The meme that used to go round here was "Americans are so insular that only 11% of them have passports" - back when Americans could travel to Canada, Mexico and most of the Caribbean using a drivers license and ignoring how much travel you can do within the USA...

Date: 2019-06-05 03:15 pm (UTC)
rhoda_rants: Young woman in long, flowy nightgown with long, blond hair, carrying lighted candelabrum through dark hallway (Default)
From: [personal profile] rhoda_rants

DIHYDROGEN MONOXIDE! That's why I was trying to think of. Dang it! That's what I get for commenting before coffee. See, because the "monoxide" part sounds scary, which is why it's so deceptive.

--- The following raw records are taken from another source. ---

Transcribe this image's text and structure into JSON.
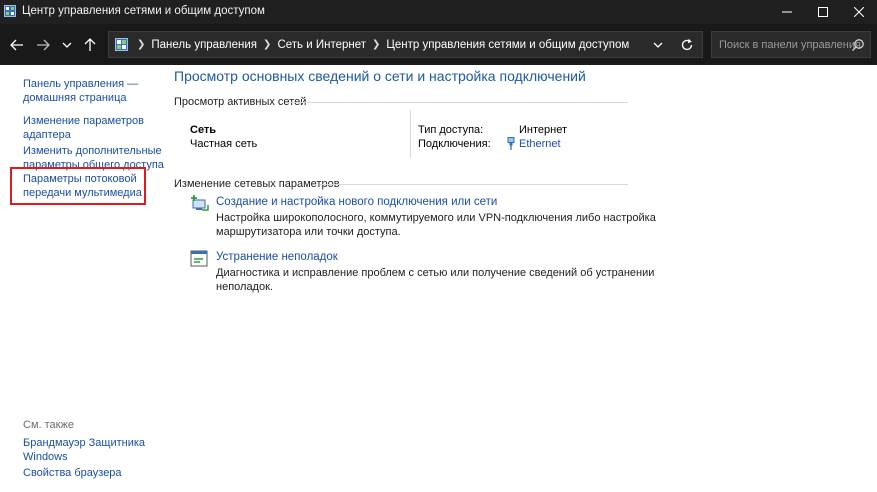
{
  "window": {
    "title": "Центр управления сетями и общим доступом"
  },
  "address_bar": {
    "crumbs": [
      "Панель управления",
      "Сеть и Интернет",
      "Центр управления сетями и общим доступом"
    ],
    "search_placeholder": "Поиск в панели управления"
  },
  "sidebar": {
    "home_line1": "Панель управления —",
    "home_line2": "домашняя страница",
    "adapter_line1": "Изменение параметров",
    "adapter_line2": "адаптера",
    "sharing_line1": "Изменить дополнительные",
    "sharing_line2": "параметры общего доступа",
    "media_line1": "Параметры потоковой",
    "media_line2": "передачи мультимедиа",
    "see_also": "См. также",
    "firewall_line1": "Брандмауэр Защитника",
    "firewall_line2": "Windows",
    "browser": "Свойства браузера"
  },
  "main": {
    "title": "Просмотр основных сведений о сети и настройка подключений",
    "active_section": "Просмотр активных сетей",
    "network_name": "Сеть",
    "network_type": "Частная сеть",
    "access_label": "Тип доступа:",
    "access_value": "Интернет",
    "connections_label": "Подключения:",
    "connections_value": "Ethernet",
    "change_section": "Изменение сетевых параметров",
    "tasks": [
      {
        "link": "Создание и настройка нового подключения или сети",
        "desc_line1": "Настройка широкополосного, коммутируемого или VPN-подключения либо настройка",
        "desc_line2": "маршрутизатора или точки доступа."
      },
      {
        "link": "Устранение неполадок",
        "desc_line1": "Диагностика и исправление проблем с сетью или получение сведений об устранении",
        "desc_line2": "неполадок."
      }
    ]
  },
  "colors": {
    "link": "#1a4fa3",
    "title_link": "#1c5aa3",
    "highlight": "#e01b1b",
    "titlebar": "#202020",
    "navbar": "#191919"
  }
}
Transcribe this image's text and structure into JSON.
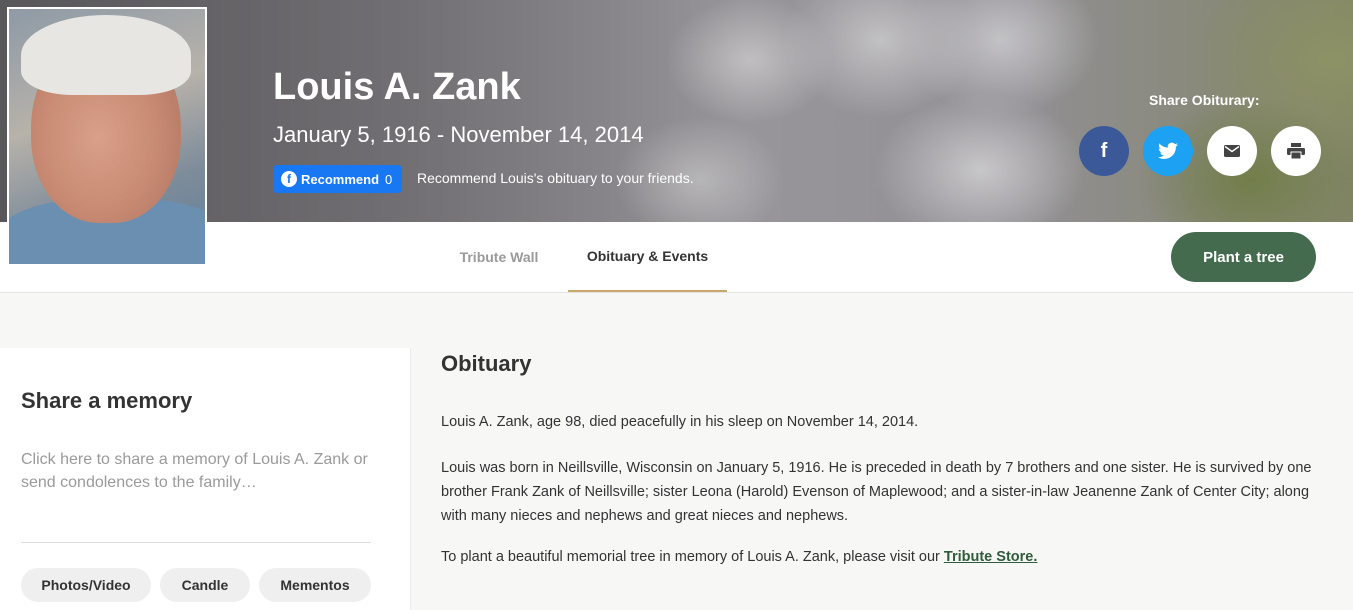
{
  "hero": {
    "name": "Louis A. Zank",
    "dates": "January 5, 1916 - November 14, 2014",
    "recommend_label": "Recommend",
    "recommend_count": "0",
    "recommend_text": "Recommend Louis's obituary to your friends.",
    "share_label": "Share Obiturary:"
  },
  "share_buttons": [
    "facebook-icon",
    "twitter-icon",
    "mail-icon",
    "print-icon"
  ],
  "tabs": {
    "tribute_wall": "Tribute Wall",
    "obituary_events": "Obituary & Events"
  },
  "plant_tree_label": "Plant a tree",
  "memory": {
    "title": "Share a memory",
    "placeholder": "Click here to share a memory of Louis A. Zank or send condolences to the family…",
    "buttons": [
      "Photos/Video",
      "Candle",
      "Mementos"
    ]
  },
  "obituary": {
    "title": "Obituary",
    "p1": "Louis A. Zank, age 98, died peacefully in his sleep on November 14, 2014.",
    "p2": "Louis was born in Neillsville, Wisconsin on January 5, 1916. He is preceded in death by 7 brothers and one sister. He is survived by one brother Frank Zank of Neillsville; sister Leona (Harold) Evenson of Maplewood; and a sister-in-law Jeanenne Zank of Center City; along with many nieces and nephews and great nieces and nephews.",
    "p3_prefix": "To plant a beautiful memorial tree in memory of Louis A. Zank, please visit our ",
    "p3_link": "Tribute Store."
  },
  "colors": {
    "facebook": "#3b5998",
    "twitter": "#1da1f2",
    "plant_button": "#456b4f",
    "tab_underline": "#c8a96a",
    "recommend": "#1877f2"
  }
}
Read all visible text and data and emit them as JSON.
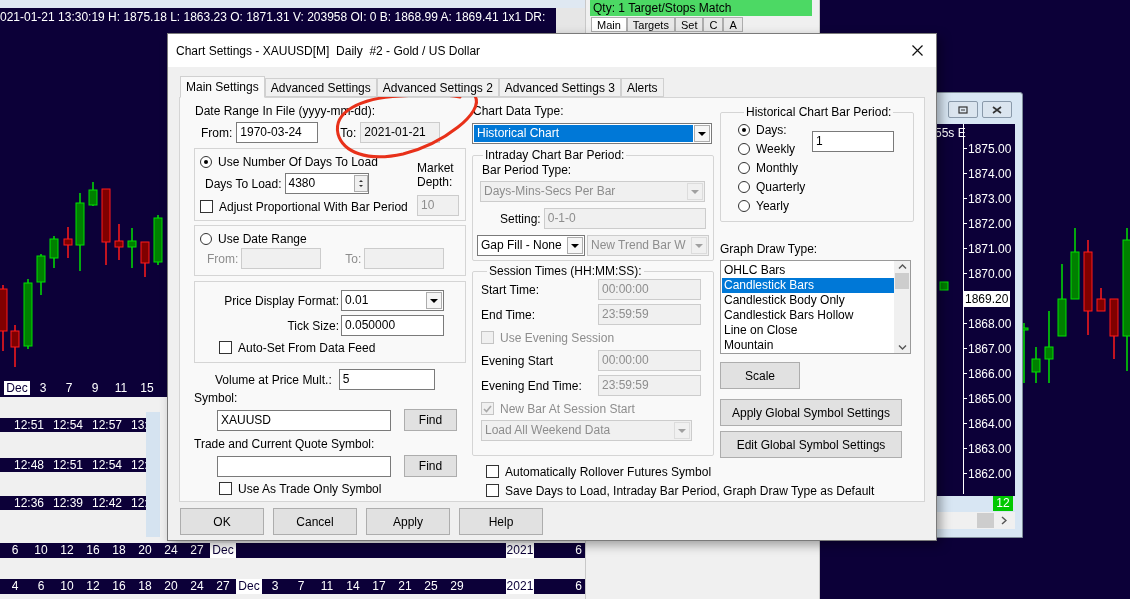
{
  "background": {
    "quote_line": "021-01-21 13:30:19 H: 1875.18 L: 1863.23 O: 1871.31 V: 203958 OI: 0 B: 1868.99 A: 1869.41 1x1 DR:",
    "left_chart_axis": [
      {
        "label": "Dec",
        "highlighted": true
      },
      {
        "label": "3",
        "highlighted": false
      },
      {
        "label": "7",
        "highlighted": false
      },
      {
        "label": "9",
        "highlighted": false
      },
      {
        "label": "11",
        "highlighted": false
      },
      {
        "label": "15",
        "highlighted": false
      }
    ],
    "time_strips": [
      [
        "12:51",
        "12:54",
        "12:57",
        "13:"
      ],
      [
        "12:48",
        "12:51",
        "12:54",
        "12:"
      ],
      [
        "12:36",
        "12:39",
        "12:42",
        "12:"
      ]
    ],
    "date_strips": [
      {
        "left": [
          {
            "label": "6",
            "highlighted": false
          },
          {
            "label": "10",
            "highlighted": false
          },
          {
            "label": "12",
            "highlighted": false
          },
          {
            "label": "16",
            "highlighted": false
          },
          {
            "label": "18",
            "highlighted": false
          },
          {
            "label": "20",
            "highlighted": false
          },
          {
            "label": "24",
            "highlighted": false
          },
          {
            "label": "27",
            "highlighted": false
          },
          {
            "label": "Dec",
            "highlighted": true
          }
        ],
        "right": [
          {
            "label": "2021",
            "highlighted": true
          },
          {
            "label": "6",
            "highlighted": false
          }
        ]
      },
      {
        "left": [
          {
            "label": "4",
            "highlighted": false
          },
          {
            "label": "6",
            "highlighted": false
          },
          {
            "label": "10",
            "highlighted": false
          },
          {
            "label": "12",
            "highlighted": false
          },
          {
            "label": "16",
            "highlighted": false
          },
          {
            "label": "18",
            "highlighted": false
          },
          {
            "label": "20",
            "highlighted": false
          },
          {
            "label": "24",
            "highlighted": false
          },
          {
            "label": "27",
            "highlighted": false
          },
          {
            "label": "Dec",
            "highlighted": true
          },
          {
            "label": "3",
            "highlighted": false
          },
          {
            "label": "7",
            "highlighted": false
          },
          {
            "label": "11",
            "highlighted": false
          },
          {
            "label": "14",
            "highlighted": false
          },
          {
            "label": "17",
            "highlighted": false
          },
          {
            "label": "21",
            "highlighted": false
          },
          {
            "label": "25",
            "highlighted": false
          },
          {
            "label": "29",
            "highlighted": false
          }
        ],
        "right": [
          {
            "label": "2021",
            "highlighted": true
          },
          {
            "label": "6",
            "highlighted": false
          }
        ]
      }
    ],
    "order_panel": {
      "status": "Qty: 1 Target/Stops Match",
      "tabs": [
        {
          "label": "Main",
          "selected": true
        },
        {
          "label": "Targets",
          "selected": false
        },
        {
          "label": "Set",
          "selected": false
        },
        {
          "label": "C",
          "selected": false
        },
        {
          "label": "A",
          "selected": false
        }
      ]
    },
    "right_chart": {
      "header": "55s E",
      "price_axis": [
        {
          "kind": "tick",
          "label": "1875.00"
        },
        {
          "kind": "tick",
          "label": "1874.00"
        },
        {
          "kind": "tick",
          "label": "1873.00"
        },
        {
          "kind": "tick",
          "label": "1872.00"
        },
        {
          "kind": "tick",
          "label": "1871.00"
        },
        {
          "kind": "tick",
          "label": "1870.00"
        },
        {
          "kind": "current",
          "label": "1869.20"
        },
        {
          "kind": "tick",
          "label": "1868.00"
        },
        {
          "kind": "tick",
          "label": "1867.00"
        },
        {
          "kind": "tick",
          "label": "1866.00"
        },
        {
          "kind": "tick",
          "label": "1865.00"
        },
        {
          "kind": "tick",
          "label": "1864.00"
        },
        {
          "kind": "tick",
          "label": "1863.00"
        },
        {
          "kind": "tick",
          "label": "1862.00"
        }
      ],
      "badge": "12"
    }
  },
  "dialog": {
    "title": "Chart Settings - XAUUSD[M]  Daily  #2 - Gold / US Dollar",
    "tabs": [
      {
        "label": "Main Settings",
        "selected": true
      },
      {
        "label": "Advanced Settings",
        "selected": false
      },
      {
        "label": "Advanced Settings 2",
        "selected": false
      },
      {
        "label": "Advanced Settings 3",
        "selected": false
      },
      {
        "label": "Alerts",
        "selected": false
      }
    ],
    "date_range": {
      "label": "Date Range In File (yyyy-mm-dd):",
      "from_label": "From:",
      "from": "1970-03-24",
      "to_label": "To:",
      "to": "2021-01-21"
    },
    "days_option": {
      "label": "Use Number Of Days To Load",
      "selected": true,
      "days_label": "Days To Load:",
      "days": "4380",
      "adjust_label": "Adjust Proportional With Bar Period",
      "adjust_checked": false,
      "market_depth_label": "Market Depth:",
      "market_depth": "10",
      "market_depth_disabled": true
    },
    "date_range_option": {
      "label": "Use Date Range",
      "selected": false,
      "from_label": "From:",
      "to_label": "To:"
    },
    "price": {
      "format_label": "Price Display Format:",
      "format": "0.01",
      "tick_label": "Tick Size:",
      "tick": "0.050000",
      "auto_label": "Auto-Set From Data Feed",
      "auto_checked": false
    },
    "volume": {
      "label": "Volume at Price Mult.:",
      "value": "5"
    },
    "symbol": {
      "label": "Symbol:",
      "value": "XAUUSD",
      "button": "Find"
    },
    "trade_symbol": {
      "label": "Trade and Current Quote Symbol:",
      "button": "Find",
      "trade_only_label": "Use As Trade Only Symbol",
      "trade_only_checked": false
    },
    "chart_data_type": {
      "label": "Chart Data Type:",
      "value": "Historical Chart"
    },
    "intraday": {
      "title": "Intraday Chart Bar Period:",
      "disabled": true,
      "type_label": "Bar Period Type:",
      "type": "Days-Mins-Secs Per Bar",
      "setting_label": "Setting:",
      "setting": "0-1-0",
      "gap_fill": "Gap Fill - None",
      "new_trend": "New Trend Bar W"
    },
    "session": {
      "title": "Session Times (HH:MM:SS):",
      "disabled": true,
      "rows": [
        {
          "kind": "time",
          "label": "Start Time:",
          "value": "00:00:00"
        },
        {
          "kind": "time",
          "label": "End Time:",
          "value": "23:59:59"
        },
        {
          "kind": "check",
          "label": "Use Evening Session",
          "checked": false
        },
        {
          "kind": "time",
          "label": "Evening Start",
          "value": "00:00:00"
        },
        {
          "kind": "time",
          "label": "Evening End Time:",
          "value": "23:59:59"
        },
        {
          "kind": "check",
          "label": "New Bar At Session Start",
          "checked": true
        },
        {
          "kind": "select",
          "value": "Load All Weekend Data"
        }
      ]
    },
    "options": [
      {
        "label": "Automatically Rollover Futures Symbol",
        "checked": false
      },
      {
        "label": "Save Days to Load, Intraday Bar Period, Graph Draw Type as Default",
        "checked": false
      }
    ],
    "historical_period": {
      "title": "Historical Chart Bar Period:",
      "days": "1",
      "options": [
        {
          "label": "Days:",
          "selected": true
        },
        {
          "label": "Weekly",
          "selected": false
        },
        {
          "label": "Monthly",
          "selected": false
        },
        {
          "label": "Quarterly",
          "selected": false
        },
        {
          "label": "Yearly",
          "selected": false
        }
      ]
    },
    "graph_draw_type": {
      "label": "Graph Draw Type:",
      "items": [
        {
          "label": "OHLC Bars",
          "selected": false
        },
        {
          "label": "Candlestick Bars",
          "selected": true
        },
        {
          "label": "Candlestick Body Only",
          "selected": false
        },
        {
          "label": "Candlestick Bars Hollow",
          "selected": false
        },
        {
          "label": "Line on Close",
          "selected": false
        },
        {
          "label": "Mountain",
          "selected": false
        }
      ]
    },
    "side_buttons": [
      "Scale",
      "Apply Global Symbol Settings",
      "Edit Global Symbol Settings"
    ],
    "buttons": [
      "OK",
      "Cancel",
      "Apply",
      "Help"
    ]
  }
}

And yeah, if you're on the coast or in one of the middle states, you don't really need a passport unless you're trying to cross oceans. I have traveled a lot personally, but that's a privilege. It's key that people understand that on top of the "lol, Americans never leave America" thing.


Date: 2019-06-06 12:58 pm (UTC)
rhoda_rants: Young woman in long, flowy nightgown with long, blond hair, carrying lighted candelabrum through dark hallway (Default)
From: [personal profile] rhoda_rants

Very true! It's a strange--but quick and easy--way to "prove" ignorance, I guess.


Date: 2019-06-05 11:01 am (UTC)
hudebnik: (Default)
From: [personal profile] hudebnik
Some late-night talk show host (I forget which one) did a bunch of vox-pop interviews asking how people felt about Obamacare, and how they felt about the Affordable Care Act. Not surprisingly, they were more positive on the latter than the former. The difference probably would have been even greater if he hadn't been taking the survey on the streets of New York City.

Date: 2019-06-05 01:02 pm (UTC)
divinemusings: (Default)
From: [personal profile] divinemusings
I've seen some of the answers to that question though, and those answers were full of horrible things. -_- Not all, some were just ignorant "but our numbers our fine!" I also wonder what the sampling is of the people being asked this. Most individuals I know are aware of that we already use Arabic numerals, so I can't help but wonder if certain demographics are being asked on purpose to skew the results... But I always wonder that kind of thing with polls, lol.

Date: 2019-06-05 02:01 pm (UTC)
zesty_pinto: (Default)
From: [personal profile] zesty_pinto
To be fair, while I think you have a valid point, I also feel like it's a graduation of a previous survey...

Date: 2019-06-05 07:37 pm (UTC)
zesty_pinto: (Default)
From: [personal profile] zesty_pinto
Awww, you're going to make Will Smith genie even more blue.

Date: 2019-06-05 04:03 pm (UTC)
thewayne: (Default)
From: [personal profile] thewayne
There was a recent study released about X number of species was going to die if global warming didn't change, a late night comedian sent out an intern to do street interviews asking if we should save homo sapiens. One woman swore that she actually saw one in the wild!

Personally, I'm not very much in favor of saving homo sapiens. I think they had a pretty good run, but as a race, they're clearly not very intelligent or evolved.

Date: 2019-06-09 06:26 am (UTC)
silveradept: A kodama with a trombone. The trombone is playing music, even though it is held in a rest position (Default)
From: [personal profile] silveradept
You can pull that particular routine on anyone by using its technical terminology on an audience that would know lay terms for what's going on. People who know those things will respond differently than people who know those things, but not by those names.

There are plenty of valid ways to measure how xenophobic and ignorant the population is without having to resort to terminology trickery.